During the Diamond Jubilee in 2012, in a speech at Lambeth Palace the Queen was explicit about her own view of the role of the Church of England in a multicultural country. ‘The concept of our established church is occasionally misunderstood and I believe commonly underappreciated. Its role is not to defend Anglicanism to the exclusion of other religions. Instead, the church has a duty to protect the free practice of all faiths in this country.’

The Queen believed that the ‘Defender of the Faith’ should be the friend and protector of all the faiths which make up the national community. She was an assiduous visitor to temples, gurdwaras and mosques. The idea, however, that you could slip the Christian anchorage in favour of a generalised benevolence to all religions was not one she instinctively favoured. To be simply a ‘Defender of Faith’, rather than the Faith, suggests that one occupies an elevated position in which all faiths are seen as more or less adequate local editions of something vaguely lying beyond them all. Spiritual progress and deeper appreciation of other traditions comes from the serious and disciplined choice of a particular way to follow. The Queen was intensely disciplined in every aspect of her life including in its spiritual dimension. Wherever she was, Sunday worship was a priority.

This was also true in Scotland, where the monarch’s relation to the Church of Scotland was markedly different from the situation in England. The 1707 Act of Union affirmed the monarch’s duty ‘to preserve the settlement of the true Protestant religion as established by the laws made in Scotland’. When the Queen worshipped in Scotland, it was as an ordinary member of the Presbyterian Kirk.

The ‘British’ project of the period of the Act of Union was underpinned by the assertion of the Protestant identity of the new United Kingdom. Elizabeth II was also able to develop close relations with Catholic churchmen. She received Pope John Paul II at Buckingham Palace and visited the Vatican on numerous occasions. The Queen’s view that ‘gently and assuredly, the Church of England has created an environment for other faith communities and indeed people of no faith to live freely’ would have startled previous generations.

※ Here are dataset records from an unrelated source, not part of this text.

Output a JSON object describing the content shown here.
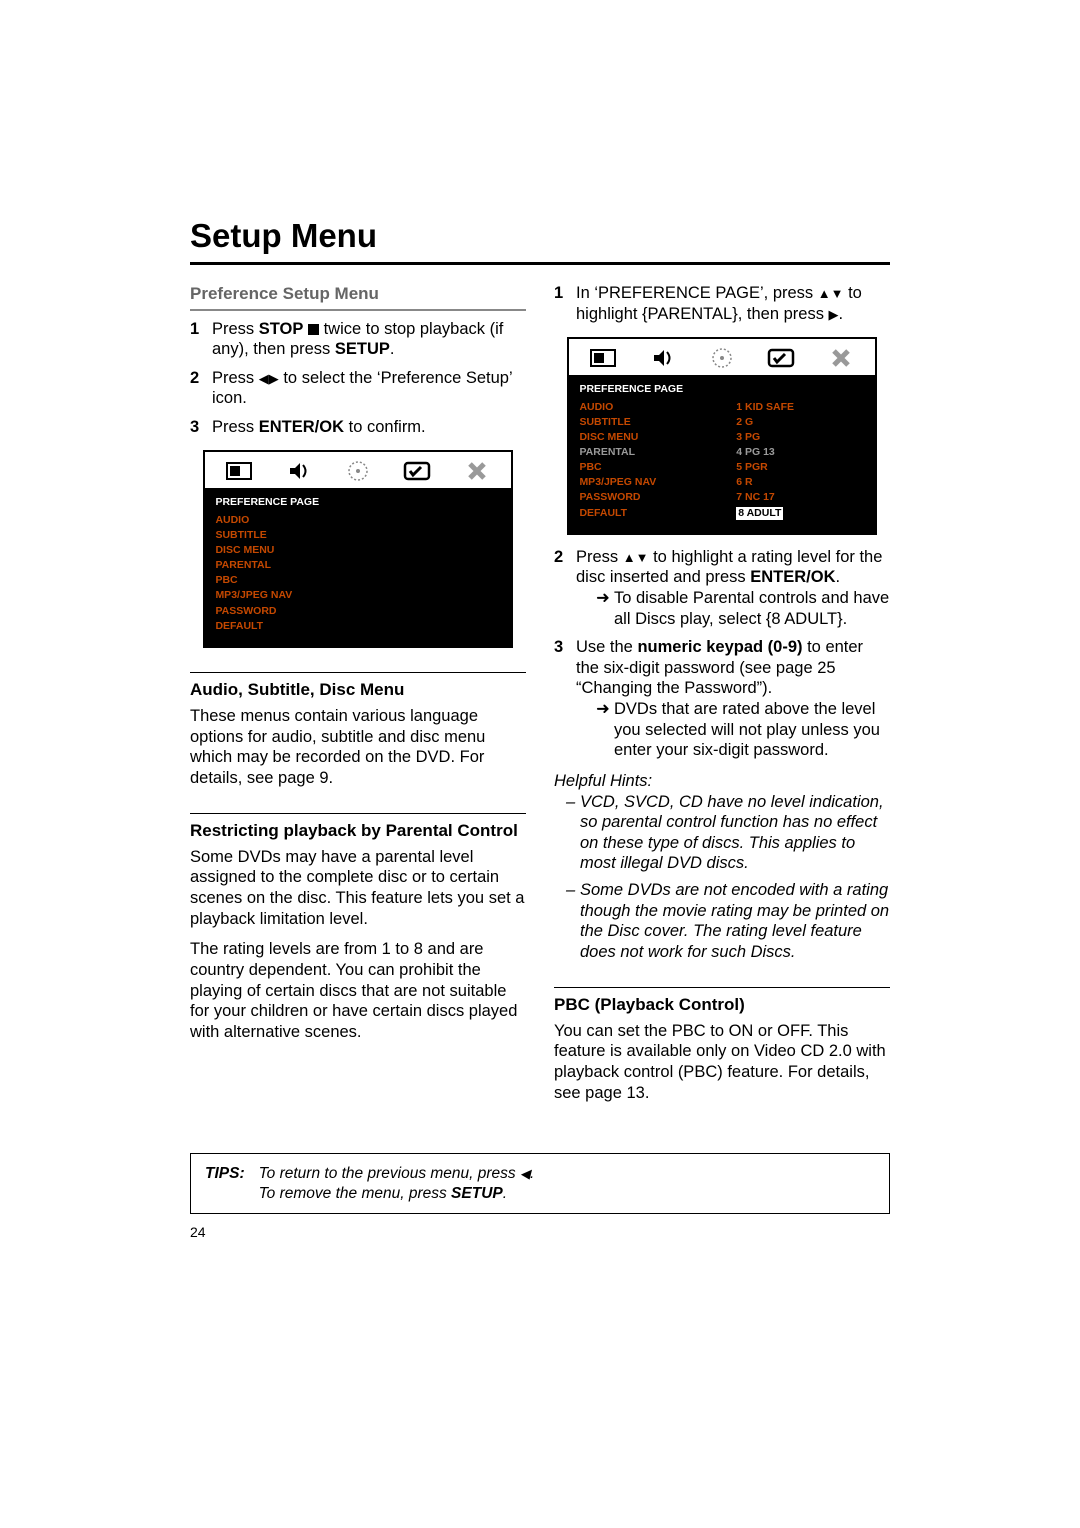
{
  "title": "Setup Menu",
  "left": {
    "pref_header": "Preference Setup Menu",
    "step1_a": "Press ",
    "step1_b": "STOP",
    "step1_c": " twice to stop playback (if any), then press ",
    "step1_d": "SETUP",
    "step1_e": ".",
    "step2": "Press ◀▶ to select the ‘Preference Setup’ icon.",
    "step3_a": "Press ",
    "step3_b": "ENTER/OK",
    "step3_c": " to confirm.",
    "osd_title": "PREFERENCE PAGE",
    "osd_rows": [
      "AUDIO",
      "SUBTITLE",
      "DISC MENU",
      "PARENTAL",
      "PBC",
      "MP3/JPEG NAV",
      "PASSWORD",
      "DEFAULT"
    ],
    "sub1_h": "Audio, Subtitle, Disc Menu",
    "sub1_p": "These menus contain various language options for audio, subtitle and disc menu which may be recorded on the DVD. For details, see page 9.",
    "sub2_h": "Restricting playback by Parental Control",
    "sub2_p1": "Some DVDs may have a parental level assigned to the complete disc or to certain scenes on the disc. This feature lets you set a playback limitation level.",
    "sub2_p2": "The rating levels are from 1 to 8 and are country dependent. You can prohibit the playing of certain discs that are not suitable for your children or have certain discs played with alternative scenes."
  },
  "right": {
    "s1": "In ‘PREFERENCE PAGE’, press ▲▼ to highlight {PARENTAL}, then press ▶.",
    "osd_title": "PREFERENCE PAGE",
    "osd_left": [
      "AUDIO",
      "SUBTITLE",
      "DISC MENU",
      "PARENTAL",
      "PBC",
      "MP3/JPEG NAV",
      "PASSWORD",
      "DEFAULT"
    ],
    "osd_right": [
      "1 KID SAFE",
      "2 G",
      "3 PG",
      "4 PG 13",
      "5 PGR",
      "6 R",
      "7 NC 17",
      "8 ADULT"
    ],
    "s2_a": "Press ▲▼ to highlight a rating level for the disc inserted and press ",
    "s2_b": "ENTER/OK",
    "s2_c": ".",
    "s2_bullet": "To disable Parental controls and have all Discs play, select {8 ADULT}.",
    "s3_a": "Use the ",
    "s3_b": "numeric keypad (0-9)",
    "s3_c": " to enter the six-digit password (see page 25 “Changing the Password”).",
    "s3_bullet": "DVDs that are rated above the level you selected will not play unless you enter your six-digit password.",
    "hints_label": "Helpful Hints:",
    "hints": [
      "VCD, SVCD, CD have no level indication, so parental control function has no effect on these type of discs. This applies to most illegal DVD discs.",
      "Some DVDs are not encoded with a rating though the movie rating may be printed on the Disc cover. The rating level feature does not work for such Discs."
    ],
    "pbc_h": "PBC (Playback Control)",
    "pbc_p": "You can set the PBC to ON or OFF. This feature is available only on Video CD 2.0 with playback control (PBC) feature. For details, see page 13."
  },
  "tips_label": "TIPS:",
  "tips_l1": "To return to the previous menu, press ◀.",
  "tips_l2_a": "To remove the menu, press ",
  "tips_l2_b": "SETUP",
  "tips_l2_c": ".",
  "page_num": "24"
}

The Queen always kept in mind that what she said, no matter how commonplace, would be remembered for a lifetime. She was astonishingly observant but not loquacious. St Bernard’s advice to a young abbot comes to mind. ‘Notice everything; keep silent most of the time; correct a few things and cherish the brethren.’ She communicated all this not so much by words as by a quality of presence and attention which brought value to every encounter, however small.

The simplicity and brevity of her speeches, in which every word was weighed, did have extraordinary power, but there was another dimension. At events such as Lady Thatcher’s funeral, amid the tension and complex emotions of the occasion, her hieratic stillness as she stood on the steps of St Paul’s watching the departure of the coffin conveyed more eloquently than any words could that at the centre of national life there was a calm confidence and that the ship of state had an anchor.